Rana el Kaliouby is co-founder and Chief Technology Officer of Affectiva, Inc where she oversees the company’s product and technology roadmap around measuring and communication emotion. She is also Research Scientist at the MIT Media Laboratory where she leads research on facial expression recognition and co-founder of the MIT Autism and Communication Technology Initiative. The New York Times rated her research developing the first in the world wearable social-emotional prosthesis, as one of the top 100 innovations of 2006, and her facial expression recognition work has been featured in Reuters, Wired, The Boston Globe and more. El Kaliouby is the 2006 recipient of the Global Women and Inventors & Innovators Network award. She holds a BSc and MSc in computer science from the American University in Cairo and a Ph.D. from the computer laboratory, University of Cambridge.

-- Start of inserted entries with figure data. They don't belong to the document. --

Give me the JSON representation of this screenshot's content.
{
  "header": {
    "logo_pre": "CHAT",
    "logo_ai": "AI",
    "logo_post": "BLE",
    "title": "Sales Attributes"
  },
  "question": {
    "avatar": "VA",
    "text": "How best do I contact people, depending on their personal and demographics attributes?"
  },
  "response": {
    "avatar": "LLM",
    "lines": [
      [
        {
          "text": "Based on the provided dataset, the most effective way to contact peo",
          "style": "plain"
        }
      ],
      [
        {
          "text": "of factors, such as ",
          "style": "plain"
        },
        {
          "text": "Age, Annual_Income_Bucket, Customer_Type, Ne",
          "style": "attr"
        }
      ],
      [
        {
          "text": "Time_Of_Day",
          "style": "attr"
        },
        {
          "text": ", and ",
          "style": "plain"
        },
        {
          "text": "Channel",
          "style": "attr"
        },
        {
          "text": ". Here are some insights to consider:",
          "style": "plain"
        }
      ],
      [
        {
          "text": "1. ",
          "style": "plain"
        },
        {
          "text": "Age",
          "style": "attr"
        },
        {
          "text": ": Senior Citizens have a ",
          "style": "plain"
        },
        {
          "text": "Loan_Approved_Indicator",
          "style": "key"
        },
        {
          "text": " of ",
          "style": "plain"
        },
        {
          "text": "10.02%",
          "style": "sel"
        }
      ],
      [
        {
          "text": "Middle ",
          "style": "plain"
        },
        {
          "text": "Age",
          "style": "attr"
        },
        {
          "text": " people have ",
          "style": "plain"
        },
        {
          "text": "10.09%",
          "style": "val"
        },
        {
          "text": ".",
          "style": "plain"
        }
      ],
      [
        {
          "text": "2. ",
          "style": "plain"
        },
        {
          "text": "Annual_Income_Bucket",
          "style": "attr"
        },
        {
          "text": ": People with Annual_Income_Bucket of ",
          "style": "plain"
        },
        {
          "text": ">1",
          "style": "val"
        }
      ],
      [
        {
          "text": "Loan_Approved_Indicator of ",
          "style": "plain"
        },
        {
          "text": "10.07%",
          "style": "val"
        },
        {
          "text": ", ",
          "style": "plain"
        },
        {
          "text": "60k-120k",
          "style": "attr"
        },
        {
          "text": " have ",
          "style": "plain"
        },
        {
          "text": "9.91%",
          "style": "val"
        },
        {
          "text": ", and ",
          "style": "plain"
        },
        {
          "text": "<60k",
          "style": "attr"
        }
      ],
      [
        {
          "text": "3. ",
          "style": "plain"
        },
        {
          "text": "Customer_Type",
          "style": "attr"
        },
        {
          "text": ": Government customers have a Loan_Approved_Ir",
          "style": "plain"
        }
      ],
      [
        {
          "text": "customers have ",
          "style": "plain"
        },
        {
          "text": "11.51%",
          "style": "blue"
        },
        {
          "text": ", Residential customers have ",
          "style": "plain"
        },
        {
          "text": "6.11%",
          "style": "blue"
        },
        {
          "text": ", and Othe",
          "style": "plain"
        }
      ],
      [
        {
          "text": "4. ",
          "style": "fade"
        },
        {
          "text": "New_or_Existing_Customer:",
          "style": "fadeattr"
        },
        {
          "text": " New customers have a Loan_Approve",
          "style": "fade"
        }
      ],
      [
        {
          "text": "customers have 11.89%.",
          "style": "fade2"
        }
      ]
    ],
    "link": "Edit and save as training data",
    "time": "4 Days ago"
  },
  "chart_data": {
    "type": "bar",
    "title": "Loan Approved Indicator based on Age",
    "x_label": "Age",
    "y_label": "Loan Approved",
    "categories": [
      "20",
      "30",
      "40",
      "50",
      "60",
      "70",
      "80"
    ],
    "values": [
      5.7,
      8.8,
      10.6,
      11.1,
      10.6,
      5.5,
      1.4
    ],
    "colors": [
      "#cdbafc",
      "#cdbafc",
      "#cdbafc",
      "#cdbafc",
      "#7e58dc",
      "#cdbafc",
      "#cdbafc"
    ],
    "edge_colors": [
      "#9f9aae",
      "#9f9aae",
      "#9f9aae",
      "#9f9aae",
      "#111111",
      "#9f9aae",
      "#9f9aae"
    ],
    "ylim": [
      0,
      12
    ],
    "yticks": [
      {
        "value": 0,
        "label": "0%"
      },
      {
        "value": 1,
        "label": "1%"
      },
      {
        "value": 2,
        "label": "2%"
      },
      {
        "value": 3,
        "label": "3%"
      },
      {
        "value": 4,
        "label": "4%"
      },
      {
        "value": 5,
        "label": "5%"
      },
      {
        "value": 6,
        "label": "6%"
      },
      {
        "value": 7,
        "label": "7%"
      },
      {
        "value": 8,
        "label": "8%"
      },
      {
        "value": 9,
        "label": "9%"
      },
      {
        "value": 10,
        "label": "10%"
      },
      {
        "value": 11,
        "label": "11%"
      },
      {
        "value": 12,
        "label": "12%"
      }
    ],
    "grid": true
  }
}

Rosalind Picard is founder and director of the Affective Computing Research Group and co-founder and director of the Autism and Communication Technology Initiative at the MIT Media Laboratory. She is also co-founder, chief scientist, and chairman of Affectiva, Inc. After receiving a Bachelors in Electrical Engineering from Georgia Tech with highest honors, Picard joined AT&T Bell Labs where she collaborated on the design of the DSP16 chip and developed new algorithms and architectures for image compression. Picard earned masters and doctorate degrees in Electrical Engineering and Computer Science from MIT and joined the MIT faculty in 1991. At MIT she authored the book Affective Computing in 1997, laying the foundation for a new field of research giving computers skills of emotional intelligence. Picard leads a team of researchers at MIT focused on creating technology to recognize, interpret, and respond intelligently to emotion in multiple modalities including physiology, face, posture and task behavior.